Wir haben uns aber Besserung geschworen und wollen nun wieder die neue Saison einläuten.

Wenn wir wieder fahren, dann gebe ich eine kurze Info.

Also immer mal reinschauen.

Gruß


----------



## tofi1982 (20. März 2009)

Gude,

hat jemand Zeit und Lust morgen ne lockere Runde zu drehen?? Ich würde vorschlagen: Treffpunkt morgen 13 Uhr an der Schule...

bis morgen
tofi


----------



## banker-steve (21. März 2009)

Wir fahren heute zum TT nach Wiesbaden.
Er hat uns nämlich versprochen ein paar schöne Trails rund um den Neroberg, die Platte und die Hohe Wurzel zu zeigen.

Wir werden gegen 09:45 von Runkel aus starten!

Gruß


----------



## tofi1982 (21. März 2009)

wie gestern besprochen bin ich dabei....bis gleich


----------



## thto (21. März 2009)

gude,
anbei der link zu den pics !
hat laune gemacht & dickes "super" fürs vorbeikommen !
hats Euch getaugt ?
bis bald im wald 
TT

http://picasaweb.google.de/thorsten.toenges/EndurorundeWiesbaden210309?feat=directlink


----------



## banker-steve (21. März 2009)

Klar hat es uns gefallen!
Geile Tour mit genialen Wetter!
Nur die Kondition war allgemein noch verbesserungswürdig!
Wird halt mal wieder Zeit für besseres Wetter und mehr Trainingskilometer!


Schöne Bilder hast Du da gemacht! Am Besten finde ich aber das letzte Bild!


Vielen Dank an den Guide!


----------



## thto (21. März 2009)

banker-steve schrieb:


> Klar hat es uns gefallen!
> Geile Tour mit genialen Wetter!
> Nur die Kondition war allgemein noch verbesserungswürdig!
> Wird halt mal wieder Zeit für besseres Wetter und mehr Trainingskilometer!
> ...



war mir klar  yeah die sommersaison ist eröffnet


----------



## thto (25. März 2009)

hätte auch mal wieder lust aud die heimischen trails....
derzeit schneits hier in Wiesbaden *crazy*


----------



## MTB-News.de




----------



## BackfireLX (25. März 2009)

Nicht nur in Wiesbaden... in Limburg auch :-(


----------



## Joob (25. März 2009)




----------



## schnellejugend (26. März 2009)

Hier auf Mallorca scheint die Sonne. Gestern war der Wind allerdings etwas kalt, sind deswegen nur knapp unter 5h gefahren.

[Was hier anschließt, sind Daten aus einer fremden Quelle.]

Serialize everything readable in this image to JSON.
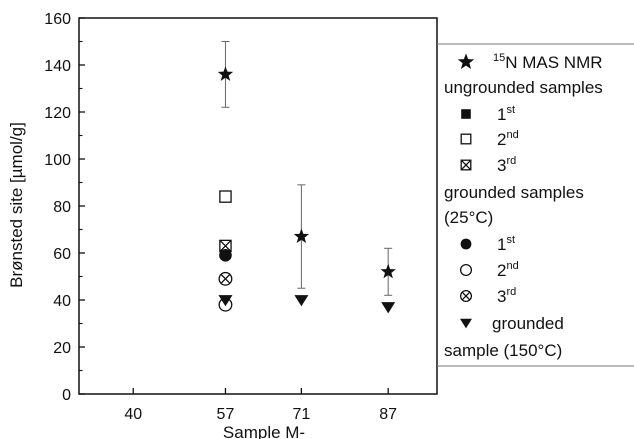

Morgen wird wohl die 20 wieder überboten.


----------



## thto (27. März 2009)

schnellejugend schrieb:


> Hier auf Mallorca scheint die Sonne. Gestern war der Wind allerdings etwas kalt, sind deswegen nur knapp unter 5h gefahren.
> 
> Morgen wird wohl die 20 wieder überboten.



viel spass auf malle


----------



## BackfireLX (27. März 2009)

Da hats einer echt gut... hier is so ein shice wetter... ich könnt durchgehend kotzen!


----------



## thto (27. März 2009)

word !


----------



## MTB-News.de




----------



## schnellejugend (29. März 2009)

Kennt ihr das Gefühl, daß einem die Sonne aus dem Arsch scheint?

Wir hatte 8 Tage keine Wolke in Malle. Als wir in den Flieger gestiegen sind, hat es angefangen zu regnen. Ich komme heim (ok, bei Regen) und lt. Wettervorhersage gibts hier ab Montag auch nur noch Sonne.


----------



## thto (29. März 2009)

ja geil ... danke fürs sonne mitbringen 

um 12 uhr gehts auf die platte und hohe wurzel..

waren gestern beim zweirad ebener .... schöner laden


----------



## schnellejugend (29. März 2009)

> danke fürs sonne mitbringen



Kein Ding, wenn ihr nochmal was in der Richtung braucht einfach Bescheid geben.


----------



## thto (29. März 2009)




----------



## schnellejugend (2. April 2009)

Sehr geehrtes Runkel, liebes Limburg.

Da für den kommenden Sonntag ansprechende Wetterbedingungen vorausgesagt wurden, möcht ich hiermit kundtun, daß ich an diesem Tag Bergrad zu fahren gedenke. Ich habe mir vorgenommen um 10Uhr aus meiner Garage zu starten um gegen 10Uhr12 den ersten Trail befahren zu können.
Falls noch andere Freunde des Bergradsports am Sonntag selbiges zu tun gedenken, würde einer Vereinigung unserer Interessen nichts im Wege stehen.
Zeitlich gibt es bei mir keine Beschränkungen, einen vormittäglichen Starttermin würde ich präferieren. 

Mit freundlichen Grüßen, schnellejugend.


----------



## banker-steve (11. April 2009)

Hallo Jungs,

wer von Euch hat Zeit und Lust morgen früh so gegen 09:30 Uhr eine kleine Tour (ca. 2,5h) zu fahren?

Treffpunkt um 09:30 an der Schule Runkel!

Gruß

Stefan


----------



## thto (11. April 2009)

hey ,
da kommt doch bergab keiner mehr mit


----------



## banker-steve (13. April 2009)

Hallo Jungs,

wie sieht es aus bei Euch am Mittwoch aus?
Lust auf eine kleine Feierabend-Runde?

Kleine Tour nach Limburg (Tal Josaphat) und zurück!
Treffpunkt 18:45 Uhr (kann leider nicht früher) an der Schule Runkel!
Also wer ist dabei?

Gruß

Stefan


----------



## banker-steve (4. August 2009)

Hallo Jungs,

wir wollen uns morgen um 18:30 Uhr in Schadeck (Kreuzung Weilburger Straße) zu einer kleinen Feierabendrunde treffen. Wir freuen uns über jeden der mitkommt.

Gruß

Stefan


----------



## T-Brex (8. August 2009)

@schnelleJugend Gerald und alle die Interesse haben...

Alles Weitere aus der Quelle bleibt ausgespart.